Soon after, Giuliana has a beautiful dream. A girl is sitting alone on pink sand next to aquamarine water. In the colour code of the film, these colours represent innocence and perfection. A sailing ship comes by, but with no one on board. It’s a deserted beach, but somewhere a lady is singing and it suddenly seems like “everything is singing”, as if Nature has found its voice again. Antonioni is showing the viewer how beautiful Nature was meant to be, compared with how polluted it has become due to industrialisation.

At the end, the film coming full circle, Giuliana is walking with her son near the petrochemical plant once again. Valerio observes a smokestack emitting poisonous yellow smoke. He asks if the birds are being killed by these emissions. In a metaphorically rich reply, his mother tells him that birds learn not to fly near the smoke. The message in this open-ended closing sequence is clear: to stay well, humans, too, must not get too entangled in industrial society.

Red Desert has been praised as one of the first films to deal with ecology and Antonioni made symbolic use of colours to contrast the oppressive greys of industrialisation with more vivid, natural colours. The director literally spray-painted some natural locales to reflect his main character’s changing states of mind and to fit in with the film’s colour code: “For the most part of the film, the reality was seen from the view of the woman who was neurotic, so that’s why I changed the colour of the backgrounds, the streets, everything.” (Antonioni, M, 1996.  The Architecture of Vision – Writings and Interviews on Cinema, p.308). He once described himself as a “filmmaker who paints” (Antonioni, M, 1996.  The Architecture of Vision – Writings and Interviews on Cinema, p.231).

An established author of several short stories, who wrote most of his film scripts, you always get a highly literate story underpinning Antonioni’s films.
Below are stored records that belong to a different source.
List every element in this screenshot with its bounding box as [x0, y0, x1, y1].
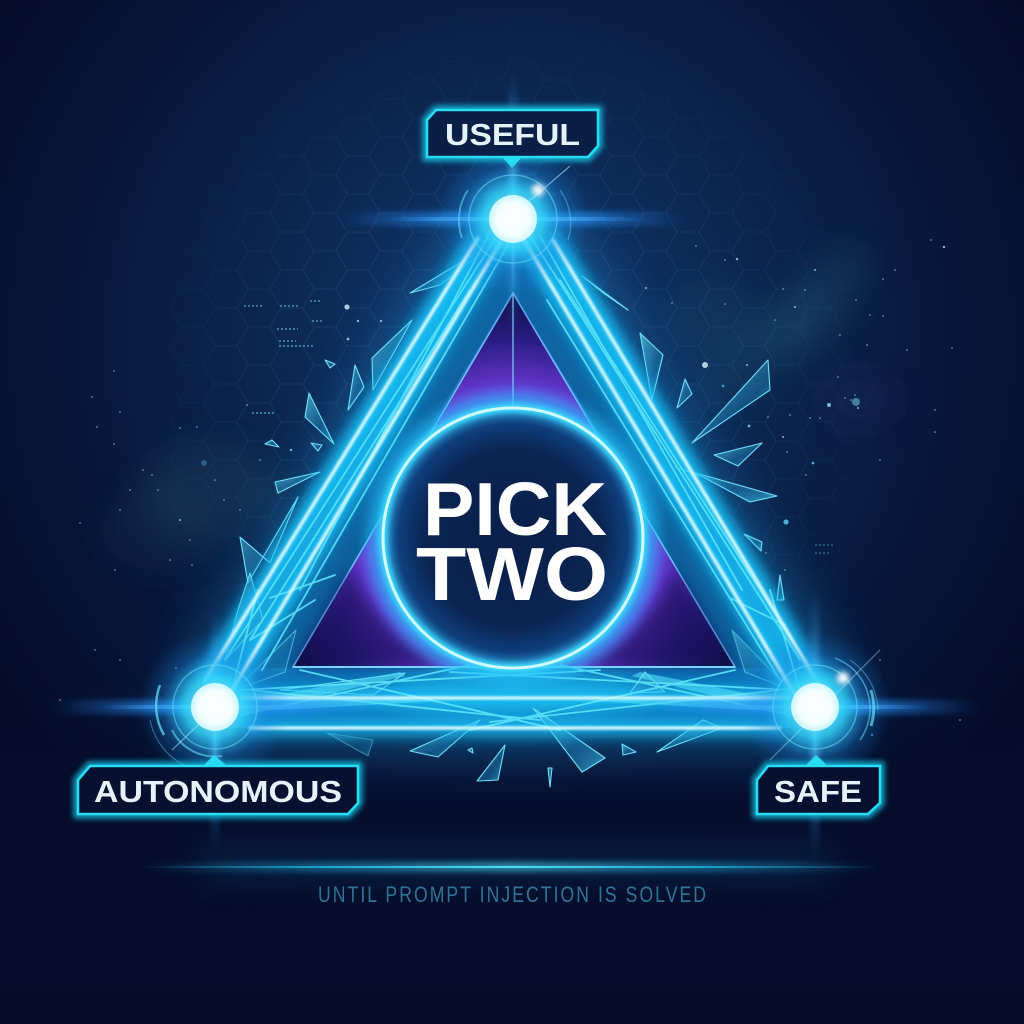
bright beam cores	[205, 238, 825, 728]
footer glow	[200, 845, 830, 881]
ambient triangle glow	[215, 219, 815, 707]
beam wide glow	[205, 238, 825, 728]
central ring and disc	[367, 392, 659, 684]
center title	[416, 467, 608, 616]
small data readouts right	[815, 545, 835, 553]
glass shards around triangle	[225, 240, 790, 787]
small data readouts left	[244, 301, 323, 413]
label: safe: SAFE	[774, 774, 862, 809]
node: safe	[739, 631, 891, 783]
crystal ribbons on base	[240, 672, 790, 712]
nebula right	[660, 227, 900, 431]
starfield	[59, 239, 961, 736]
base band glow	[240, 660, 790, 728]
node: autonomous	[139, 631, 291, 783]
node: useful	[437, 143, 589, 295]
label: autonomous: AUTONOMOUS	[94, 774, 342, 809]
triangle band fill	[205, 219, 825, 728]
label: useful: USEFUL	[445, 117, 580, 152]
inner base line	[293, 666, 735, 668]
label: autonomous	[78, 755, 358, 814]
hexagon grid	[174, 64, 842, 584]
footer caption: UNTIL PROMPT INJECTION IS SOLVED	[318, 883, 706, 908]
center title: PICK	[423, 467, 607, 551]
footer divider line	[140, 862, 880, 872]
label: useful	[427, 110, 598, 168]
inner triangle with purple aura	[293, 293, 735, 667]
flares	[50, 70, 980, 860]
center title: TWO	[416, 532, 608, 616]
crystal beam strands	[225, 232, 812, 730]
nebula left	[100, 445, 280, 570]
lower dark triangle corners	[293, 570, 735, 667]
label: safe	[757, 755, 880, 814]
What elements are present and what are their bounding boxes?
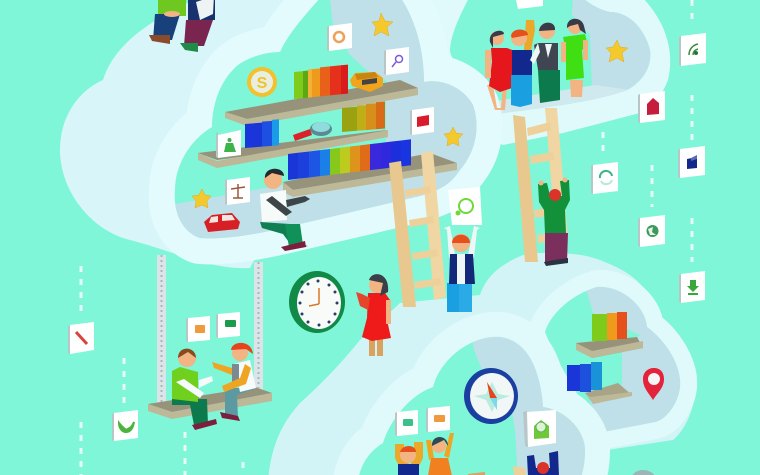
bookshelf: lower shelf [283,153,457,197]
card: magnifier [384,47,409,75]
stars [192,13,628,208]
figure: couple at top [149,0,215,52]
bookshelf: top shelf [225,80,418,126]
cloud: main upper with bookshelves [60,0,500,268]
figure: man climbing ladder [538,178,570,266]
bookshelf: bottom cloud upper [576,312,643,358]
books: lower row [288,139,411,180]
card: blue folder [678,146,705,178]
card: green chat [216,312,240,338]
figure: sitting man on shelf [260,169,310,251]
card: bottom orange chat [426,406,450,432]
cloud: lower main body [268,253,700,475]
books: middle left [245,119,279,148]
icon: magnifier on shelf [293,122,332,141]
card: raised by man [448,187,482,225]
ladder: right [513,108,568,262]
card: red envelope [638,91,665,123]
card: download [679,271,705,303]
icon: coin: S [257,75,268,92]
card: big green mail [523,410,556,447]
figure: boy on swing [172,349,217,430]
icon: compass [464,368,518,424]
bookshelf: middle shelf [198,130,388,168]
clock [289,271,345,333]
card: red pencil [68,322,94,354]
figure: girl on swing [212,343,257,421]
figure: man with raised arms [444,226,480,312]
swing [148,255,272,419]
card: green circle [591,162,618,194]
card: green leaves [112,410,138,441]
figure: man with raised arms, bottom [395,442,423,475]
books: top row [294,65,348,99]
ladder: left [389,151,446,307]
card: bottom green chat [395,410,418,436]
gray element at lower edge [632,470,655,475]
figure: woman with raised arms, bottom [426,433,454,475]
card: orange ring [327,23,352,51]
figure: woman in red dress [356,274,391,356]
books: middle right [342,102,385,132]
card: globe [638,215,665,247]
card: money bag [216,130,241,158]
figure: man from behind, bottom [468,451,559,475]
card: orange chat [186,316,210,342]
card: top edge [516,0,543,9]
figure: group of four on top cloud [485,19,588,110]
card: red mail [410,107,434,135]
icon: coin [247,67,277,97]
card: scales [225,177,250,205]
cloud: top right [425,0,670,145]
card: wifi [679,33,706,66]
bookshelf: bottom cloud lower [567,362,632,404]
icon: yellow toy car [350,72,383,92]
icon: red toy car [204,213,240,232]
icon: location pin [643,368,664,400]
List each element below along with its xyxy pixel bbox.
In Red Desert, he was revisiting the place where he spent his childhood, which had undergone what he called a “violent transformation of the countryside.” In his central character’s inability to adapt to these changes, he is representing some of the shock he felt to see the countryside he’d once loved change so radicallyh:“…there were immense groves of pine trees, very beautiful, which today are completely dead. Soon even the few that have survived will die and give way to factories, artificial waterways and docks.” (Antonioni, M, 1996.  The Architecture of Vision – Writings and Interviews on Cinema, p.284) People, he says, often suffer during such “violent transformations” which are like “revolutions”. “In the same way that some people suffer during a revolution, there is also a malaise connected to progress.” (Antonioni, M, 1996.  The Architecture of Vision – Writings and Interviews on Cinema, p.285)

Red Desert has captured a time of seismic change in European society, its ecological and philosophical messages embedded in a living, timeless story of a woman unable to adapt to the scale of changes she faces.

I will never forget Monica Vitti’s performance in this film, Antonioni’s cinematography of alienation and his mesmeric use of colour, as the vibrant colours of life wrestle in his landscapes against the colours of a living death.